Com o país em crise, se as empresas não expandem os seus negócios, as vagas para executivos também não crescem. O movimento é oposto, quando a economia está em crescimento.

A redução do número de fusões e aquisições e do investimento estrangeiro no país também pesa contra a oferta de vagas para executivos.

O que a crise expôs, de acordo com Sandro Benelli, consultor de varejo da Enéas Pestana & Associados, é que alguns executivos não estavam preparados para conduzir as empresas com queda tão abrupta de vendas.

Isto é, não estavam à altura das exigências impostas neste momento.

“Tudo indica que a vai haver uma forte movimentação de cadeiras no alto escalão das redes de varejo neste ano. As empresas vão se reestruturar para corrigir as falhas que ficaram expostas no período de ‘vacas magras’”, diz.

A mudança de cadeiras deve ocorrer nas grandes redes e mais ainda nas médias empresas, que faturam em torno de R$ 1 bilhão ao ano, de acordo com Benelli.
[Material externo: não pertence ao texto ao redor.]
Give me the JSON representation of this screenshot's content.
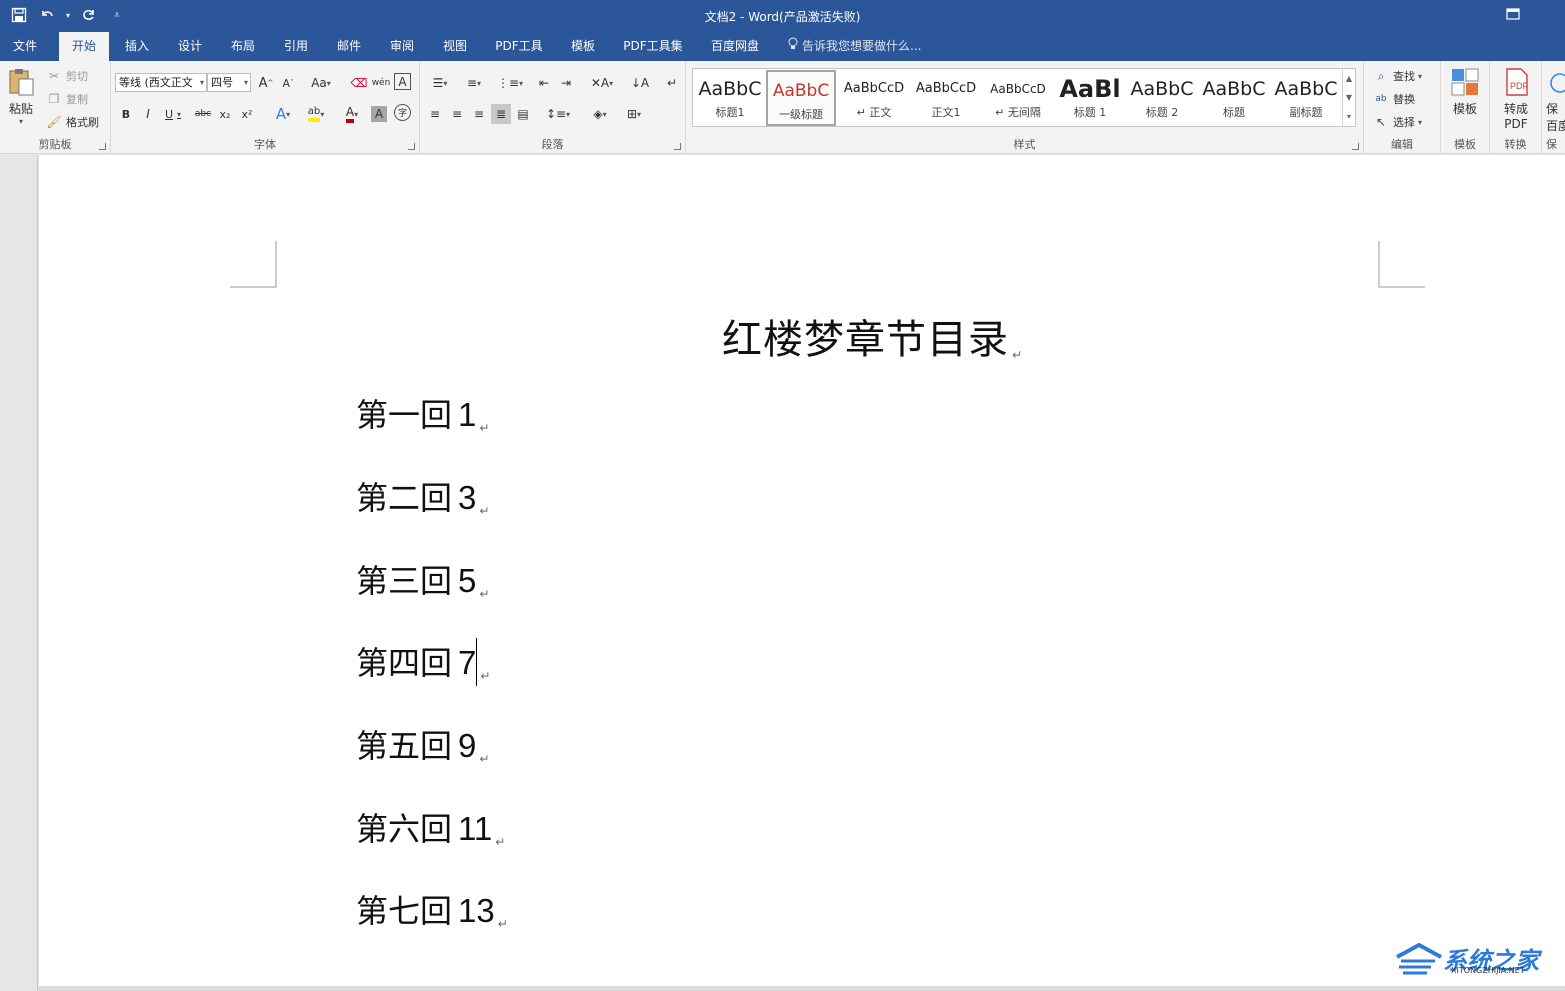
{
  "window": {
    "title": "文档2 - Word(产品激活失败)"
  },
  "tabs": [
    "文件",
    "开始",
    "插入",
    "设计",
    "布局",
    "引用",
    "邮件",
    "审阅",
    "视图",
    "PDF工具",
    "模板",
    "PDF工具集",
    "百度网盘"
  ],
  "active_tab": "开始",
  "tell_me": "告诉我您想要做什么...",
  "clipboard": {
    "paste": "粘贴",
    "cut": "剪切",
    "copy": "复制",
    "format_painter": "格式刷",
    "label": "剪贴板"
  },
  "font": {
    "name": "等线 (西文正文",
    "size": "四号",
    "label": "字体",
    "bold": "B",
    "italic": "I",
    "underline": "U",
    "strike": "abc",
    "sub": "x₂",
    "sup": "x²",
    "grow": "A",
    "shrink": "A",
    "case": "Aa",
    "pinyin": "wén",
    "border_char": "A",
    "effect": "A",
    "highlight": "ab",
    "color": "A",
    "shading": "A",
    "circle": "字"
  },
  "paragraph": {
    "label": "段落"
  },
  "styles": {
    "label": "样式",
    "items": [
      {
        "preview": "AaBbC",
        "name": "标题1"
      },
      {
        "preview": "AaBbC",
        "name": "一级标题"
      },
      {
        "preview": "AaBbCcD",
        "name": "↵ 正文"
      },
      {
        "preview": "AaBbCcD",
        "name": "正文1"
      },
      {
        "preview": "AaBbCcD",
        "name": "↵ 无间隔"
      },
      {
        "preview": "AaBl",
        "name": "标题 1"
      },
      {
        "preview": "AaBbC",
        "name": "标题 2"
      },
      {
        "preview": "AaBbC",
        "name": "标题"
      },
      {
        "preview": "AaBbC",
        "name": "副标题"
      }
    ]
  },
  "editing": {
    "find": "查找",
    "replace": "替换",
    "select": "选择",
    "label": "编辑"
  },
  "template": {
    "button": "模板",
    "label": "模板"
  },
  "convert": {
    "button_line1": "转成",
    "button_line2": "PDF",
    "label": "转换"
  },
  "save_baidu": {
    "line1": "保",
    "line2": "百度",
    "label": "保"
  },
  "document": {
    "title": "红楼梦章节目录",
    "paragraphs": [
      {
        "text": "第一回",
        "num": "1"
      },
      {
        "text": "第二回",
        "num": "3"
      },
      {
        "text": "第三回",
        "num": "5"
      },
      {
        "text": "第四回",
        "num": "7"
      },
      {
        "text": "第五回",
        "num": "9"
      },
      {
        "text": "第六回",
        "num": "11"
      },
      {
        "text": "第七回",
        "num": "13"
      }
    ],
    "paragraph_mark": "↵"
  },
  "watermark": {
    "text": "系统之家",
    "sub": "XITONGZHIJIA.NET"
  }
}
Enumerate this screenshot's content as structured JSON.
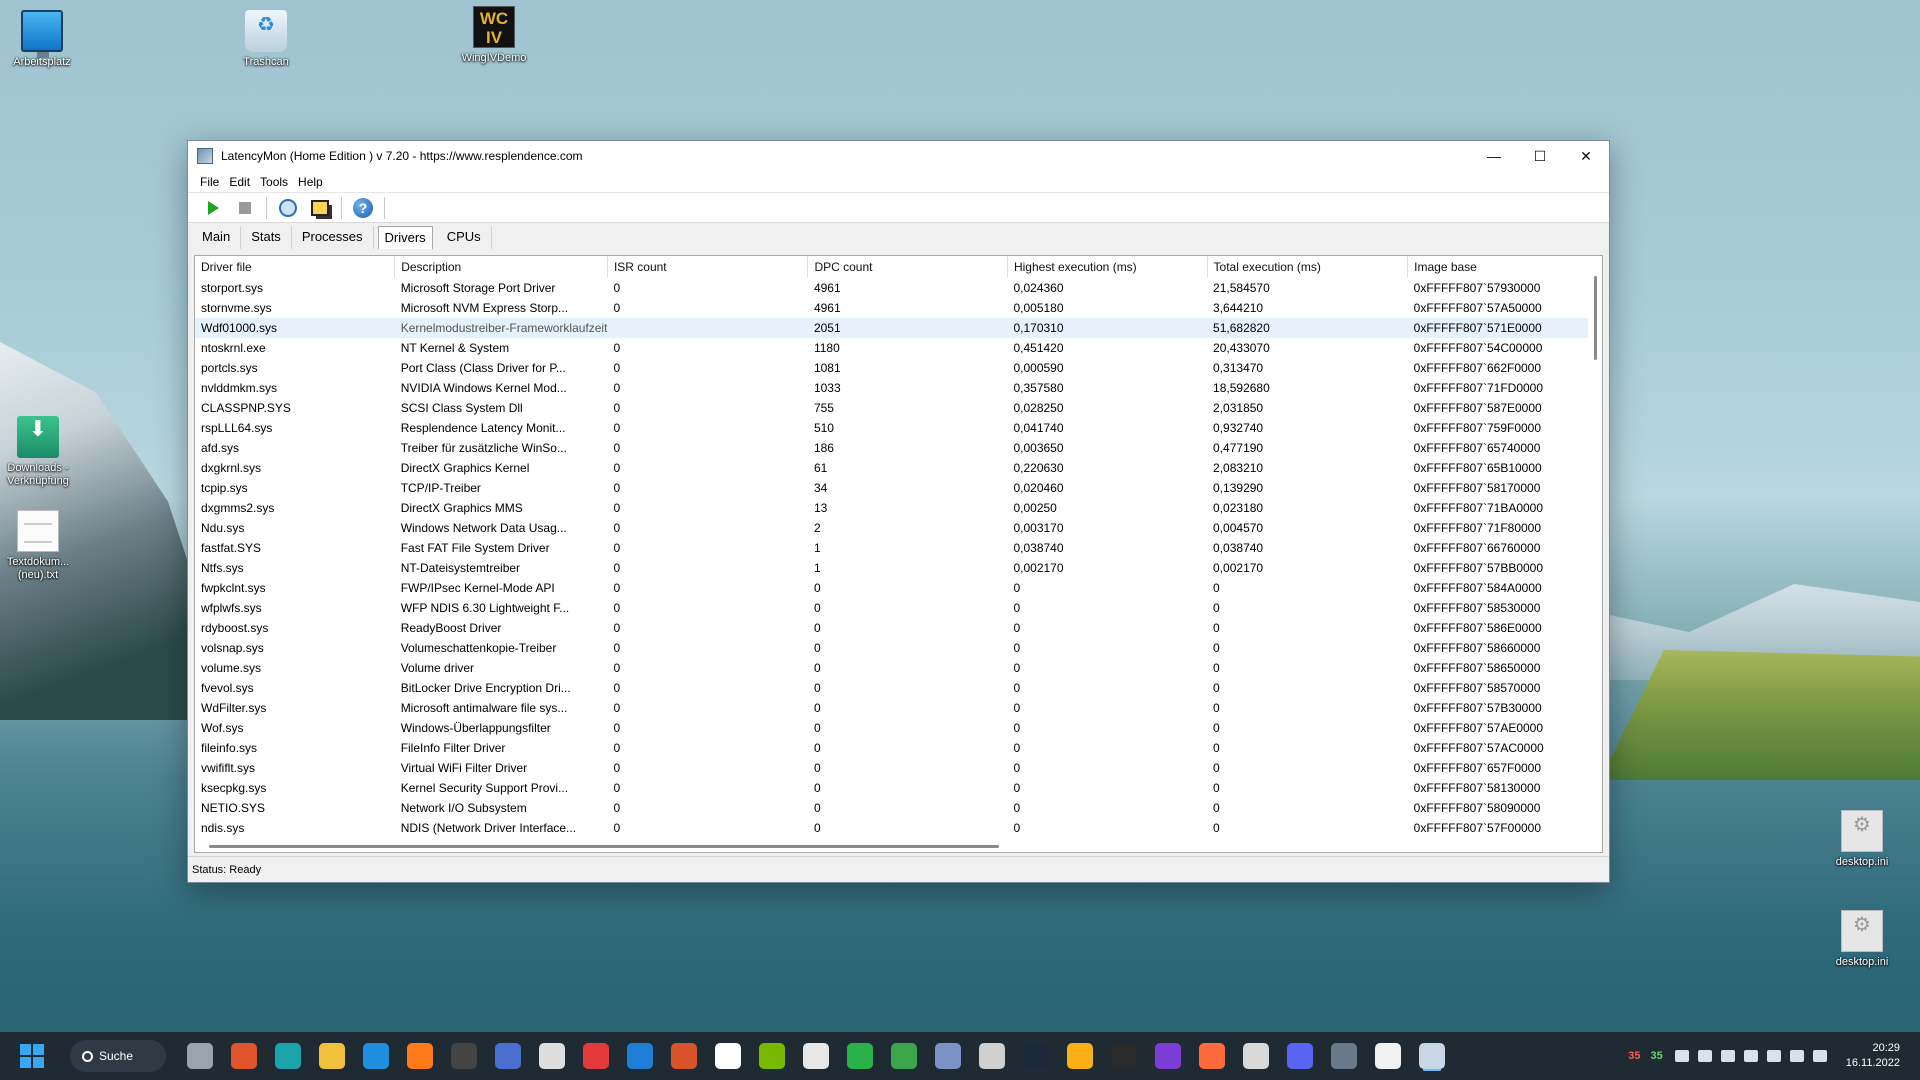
{
  "desktop": {
    "icons": [
      {
        "label": "Arbeitsplatz"
      },
      {
        "label": "Trashcan"
      },
      {
        "label": "WingIVDemo",
        "badge": "WC IV"
      },
      {
        "label": "Downloads - Verknüpfung"
      },
      {
        "label": "Textdokum... (neu).txt"
      },
      {
        "label": "desktop.ini"
      },
      {
        "label": "desktop.ini"
      }
    ]
  },
  "window": {
    "title": "LatencyMon  (Home Edition )  v 7.20 - https://www.resplendence.com",
    "controls": {
      "minimize": "—",
      "maximize": "☐",
      "close": "✕"
    },
    "menu": [
      "File",
      "Edit",
      "Tools",
      "Help"
    ],
    "toolbar": {
      "icons": [
        "play-icon",
        "stop-icon",
        "find-driver-icon",
        "windows-icon",
        "help-icon"
      ],
      "help_glyph": "?"
    },
    "tabs": [
      "Main",
      "Stats",
      "Processes",
      "Drivers",
      "CPUs"
    ],
    "active_tab": "Drivers",
    "table": {
      "columns": [
        "Driver file",
        "Description",
        "ISR count",
        "DPC count",
        "Highest execution (ms)",
        "Total execution (ms)",
        "Image base"
      ],
      "selected_row": 2,
      "rows": [
        [
          "storport.sys",
          "Microsoft Storage Port Driver",
          "0",
          "4961",
          "0,024360",
          "21,584570",
          "0xFFFFF807`57930000"
        ],
        [
          "stornvme.sys",
          "Microsoft NVM Express Storp...",
          "0",
          "4961",
          "0,005180",
          "3,644210",
          "0xFFFFF807`57A50000"
        ],
        [
          "Wdf01000.sys",
          "Kernelmodustreiber-Frameworklaufzeit",
          "",
          "2051",
          "0,170310",
          "51,682820",
          "0xFFFFF807`571E0000"
        ],
        [
          "ntoskrnl.exe",
          "NT Kernel & System",
          "0",
          "1180",
          "0,451420",
          "20,433070",
          "0xFFFFF807`54C00000"
        ],
        [
          "portcls.sys",
          "Port Class (Class Driver for P...",
          "0",
          "1081",
          "0,000590",
          "0,313470",
          "0xFFFFF807`662F0000"
        ],
        [
          "nvlddmkm.sys",
          "NVIDIA Windows Kernel Mod...",
          "0",
          "1033",
          "0,357580",
          "18,592680",
          "0xFFFFF807`71FD0000"
        ],
        [
          "CLASSPNP.SYS",
          "SCSI Class System Dll",
          "0",
          "755",
          "0,028250",
          "2,031850",
          "0xFFFFF807`587E0000"
        ],
        [
          "rspLLL64.sys",
          "Resplendence Latency Monit...",
          "0",
          "510",
          "0,041740",
          "0,932740",
          "0xFFFFF807`759F0000"
        ],
        [
          "afd.sys",
          "Treiber für zusätzliche WinSo...",
          "0",
          "186",
          "0,003650",
          "0,477190",
          "0xFFFFF807`65740000"
        ],
        [
          "dxgkrnl.sys",
          "DirectX Graphics Kernel",
          "0",
          "61",
          "0,220630",
          "2,083210",
          "0xFFFFF807`65B10000"
        ],
        [
          "tcpip.sys",
          "TCP/IP-Treiber",
          "0",
          "34",
          "0,020460",
          "0,139290",
          "0xFFFFF807`58170000"
        ],
        [
          "dxgmms2.sys",
          "DirectX Graphics MMS",
          "0",
          "13",
          "0,00250",
          "0,023180",
          "0xFFFFF807`71BA0000"
        ],
        [
          "Ndu.sys",
          "Windows Network Data Usag...",
          "0",
          "2",
          "0,003170",
          "0,004570",
          "0xFFFFF807`71F80000"
        ],
        [
          "fastfat.SYS",
          "Fast FAT File System Driver",
          "0",
          "1",
          "0,038740",
          "0,038740",
          "0xFFFFF807`66760000"
        ],
        [
          "Ntfs.sys",
          "NT-Dateisystemtreiber",
          "0",
          "1",
          "0,002170",
          "0,002170",
          "0xFFFFF807`57BB0000"
        ],
        [
          "fwpkclnt.sys",
          "FWP/IPsec Kernel-Mode API",
          "0",
          "0",
          "0",
          "0",
          "0xFFFFF807`584A0000"
        ],
        [
          "wfplwfs.sys",
          "WFP NDIS 6.30 Lightweight F...",
          "0",
          "0",
          "0",
          "0",
          "0xFFFFF807`58530000"
        ],
        [
          "rdyboost.sys",
          "ReadyBoost Driver",
          "0",
          "0",
          "0",
          "0",
          "0xFFFFF807`586E0000"
        ],
        [
          "volsnap.sys",
          "Volumeschattenkopie-Treiber",
          "0",
          "0",
          "0",
          "0",
          "0xFFFFF807`58660000"
        ],
        [
          "volume.sys",
          "Volume driver",
          "0",
          "0",
          "0",
          "0",
          "0xFFFFF807`58650000"
        ],
        [
          "fvevol.sys",
          "BitLocker Drive Encryption Dri...",
          "0",
          "0",
          "0",
          "0",
          "0xFFFFF807`58570000"
        ],
        [
          "WdFilter.sys",
          "Microsoft antimalware file sys...",
          "0",
          "0",
          "0",
          "0",
          "0xFFFFF807`57B30000"
        ],
        [
          "Wof.sys",
          "Windows-Überlappungsfilter",
          "0",
          "0",
          "0",
          "0",
          "0xFFFFF807`57AE0000"
        ],
        [
          "fileinfo.sys",
          "FileInfo Filter Driver",
          "0",
          "0",
          "0",
          "0",
          "0xFFFFF807`57AC0000"
        ],
        [
          "vwififlt.sys",
          "Virtual WiFi Filter Driver",
          "0",
          "0",
          "0",
          "0",
          "0xFFFFF807`657F0000"
        ],
        [
          "ksecpkg.sys",
          "Kernel Security Support Provi...",
          "0",
          "0",
          "0",
          "0",
          "0xFFFFF807`58130000"
        ],
        [
          "NETIO.SYS",
          "Network I/O Subsystem",
          "0",
          "0",
          "0",
          "0",
          "0xFFFFF807`58090000"
        ],
        [
          "ndis.sys",
          "NDIS (Network Driver Interface...",
          "0",
          "0",
          "0",
          "0",
          "0xFFFFF807`57F00000"
        ]
      ]
    },
    "status": "Status: Ready"
  },
  "taskbar": {
    "search_label": "Suche",
    "apps": [
      "task-view",
      "app-red",
      "app-teal",
      "file-explorer",
      "edge",
      "firefox",
      "obs",
      "save-app",
      "clapper",
      "app-red-square",
      "search-app",
      "app-orange",
      "app-fox",
      "nvidia",
      "app-badge",
      "app-green",
      "app-bars",
      "app-blue",
      "app-steam-like",
      "steam",
      "rockstar",
      "epic",
      "app-ring",
      "app-orange-ring",
      "app-spiral",
      "discord",
      "app-car",
      "notepad",
      "latencymon"
    ],
    "app_colors": [
      "#9aa4ad",
      "#e0542b",
      "#1aa3a8",
      "#f0c23c",
      "#1f8fe0",
      "#ff7a1a",
      "#444",
      "#4a6fd1",
      "#dddddd",
      "#e33b3b",
      "#1f7fd6",
      "#d9532c",
      "#ffffff",
      "#76b900",
      "#e8e8e8",
      "#2bb14a",
      "#3aa54a",
      "#7c93c8",
      "#d0d0d0",
      "#1b2838",
      "#fcaf17",
      "#2a2a2a",
      "#7b3dd6",
      "#ff6a3d",
      "#d8d8d8",
      "#5865f2",
      "#6a7a8a",
      "#f2f2f2",
      "#c9d6e3"
    ],
    "tray": {
      "num_red": "35",
      "num_green": "35",
      "time": "20:29",
      "date": "16.11.2022"
    }
  }
}
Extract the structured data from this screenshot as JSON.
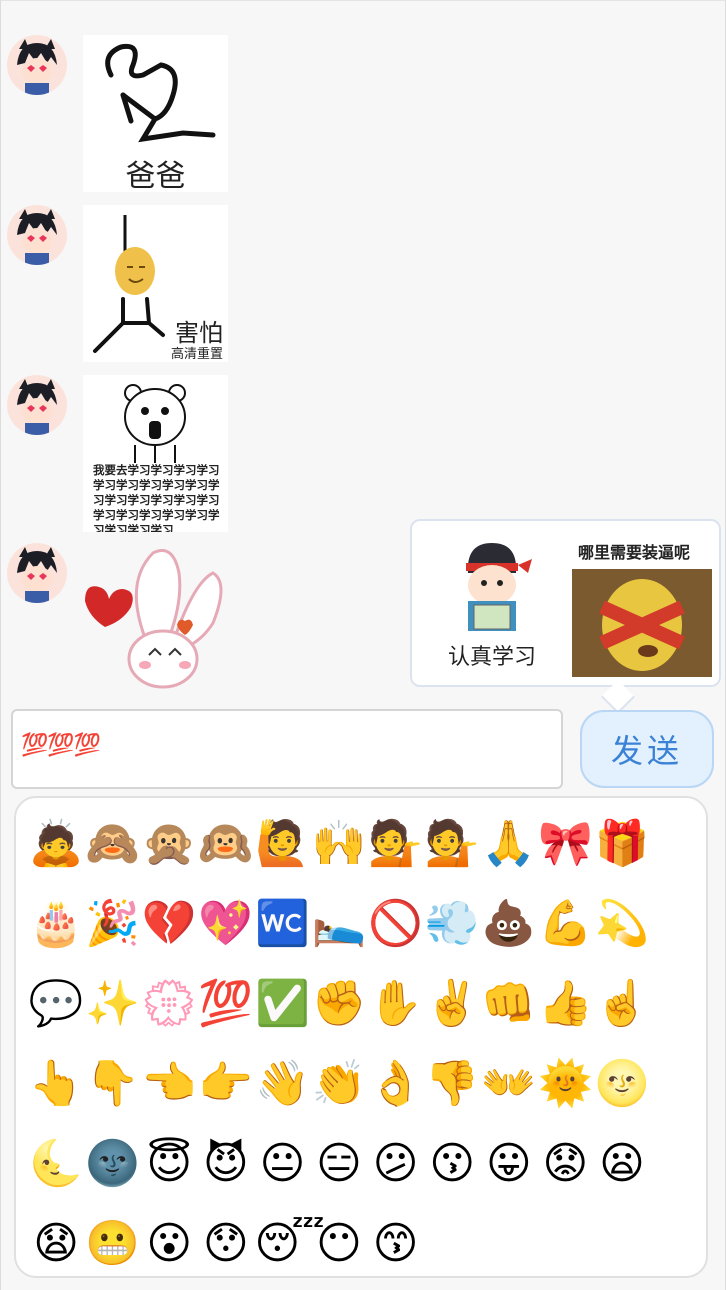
{
  "messages": [
    {
      "sticker_caption": "爸爸",
      "sticker_sub": ""
    },
    {
      "sticker_caption": "害怕",
      "sticker_sub": "高清重置"
    },
    {
      "sticker_caption": "我要去学习学习学习学习学习学习学习学习学习学习学习学习学习学习学习学习学习学习学习学习学习学习学习学习",
      "sticker_sub": ""
    },
    {
      "sticker_caption": "",
      "sticker_sub": ""
    }
  ],
  "suggestions": [
    {
      "caption": "认真学习"
    },
    {
      "caption": "哪里需要装逼呢"
    }
  ],
  "input": {
    "value": "💯💯💯"
  },
  "send_button": {
    "label": "发送"
  },
  "emoji_panel": {
    "emojis": [
      "🙇",
      "🙈",
      "🙊",
      "🙉",
      "🙋",
      "🙌",
      "💁",
      "💁",
      "🙏",
      "🎀",
      "🎁",
      "🎂",
      "🎉",
      "💔",
      "💖",
      "🚾",
      "🛌",
      "🚫",
      "💨",
      "💩",
      "💪",
      "💫",
      "💬",
      "✨",
      "💮",
      "💯",
      "✅",
      "✊",
      "✋",
      "✌️",
      "👊",
      "👍",
      "☝️",
      "👆",
      "👇",
      "👈",
      "👉",
      "👋",
      "👏",
      "👌",
      "👎",
      "👐",
      "🌞",
      "🌝",
      "🌜",
      "🌚",
      "😇",
      "😈",
      "😐",
      "😑",
      "😕",
      "😗",
      "😛",
      "😟",
      "😦",
      "😧",
      "😬",
      "😮",
      "😯",
      "😴",
      "😶",
      "😙"
    ]
  },
  "colors": {
    "send_text": "#3b82d6",
    "send_bg": "#e3f0fd",
    "input_text": "#d21c2c"
  }
}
Felippe Virardi, gerente de marketing da Talenses, que atua na recolação de profissionais de vários níveis, diz que além de mais exigentes, as empresas estão mais cuidadosas ao recrutar um profissional.

Antes da crise, um profissional de nível de gerência ou sênior era escolhido em um processo que levava de um mês e meio a dois meses. Hoje, pode chegar a até quatro meses.

"Esse é um ganho para quem contrata e para quem é contratado. O momento exige cautela", diz Virardi.